Подпольная большевистская газета «Киевский коммунист» призывала к оружию, поднимала массы на борьбу за Советскую власть. И он успевал участвовать в подготовке каждого номера газеты, которая поднимала самые насущные, самые неотложные вопросы революции. Газета печаталась не на каком-то множительном аппарате, а в настоящей типографии, владелец которой, несмотря на то что каждый день обмирал от страха, не мог устоять перед большими деньгами из кассы подпольного обкома… А потом удалось наладить и собственную типографию.

И в те же самые дни он писал текст обращений к населению, прокламации, которые сразу из-под пера размножались типографским путем. Уже выковался «летучий десант» распространителей этих листков, наводнивших киевские заводы.

И все же силы киевского пролетариата были недостаточны для противодействия создавшемуся блоку буржуазно-националистических партий…

Наступили времена пресловутой Директории. Свирепого правления украинских националистов. Зимним утром, с невероятным шумом и помпой, под жовто-блакитными стягами вошли в Киев петлюровцы. Тогда и начались самые большие трудности, потому что контрреволюция укреплялась, окапывалась, устраивалась надолго.

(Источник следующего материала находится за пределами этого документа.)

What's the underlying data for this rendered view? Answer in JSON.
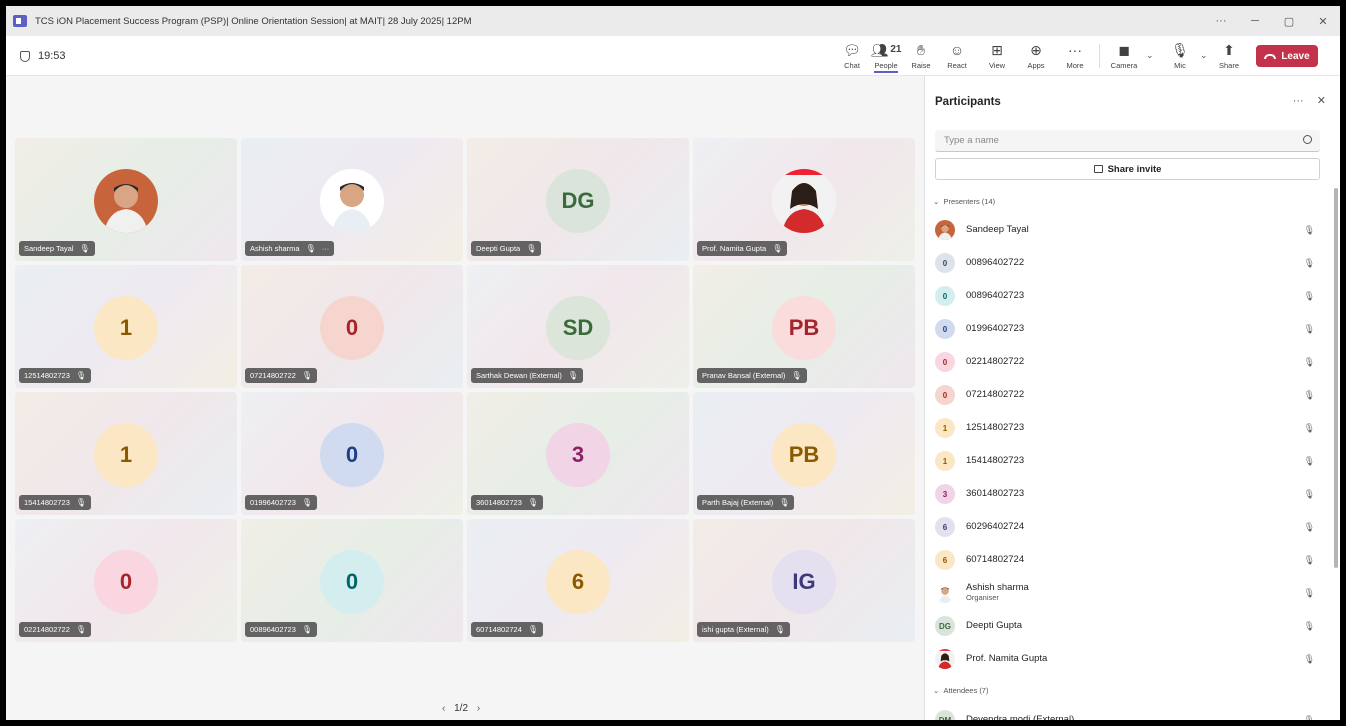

Директория — буржуазно-кулацкая диктатура, дорвавшись до власти, расправлялась жестоко, громила организации, выслеживала и уничтожала не только большевиков — всю периферию сопротивления. Расправы без суда и следствия были возведены в степень закона. «Расстрел на месте» — эта формула тогда выплыла и укоренилась. И пуля в затылок — это было просто… Мертвыми находили товарищей где-нибудь на улице. Может быть, приконченными прямо здесь каким-нибудь ретивым служащим охранки. А может быть, выброшенными из нее…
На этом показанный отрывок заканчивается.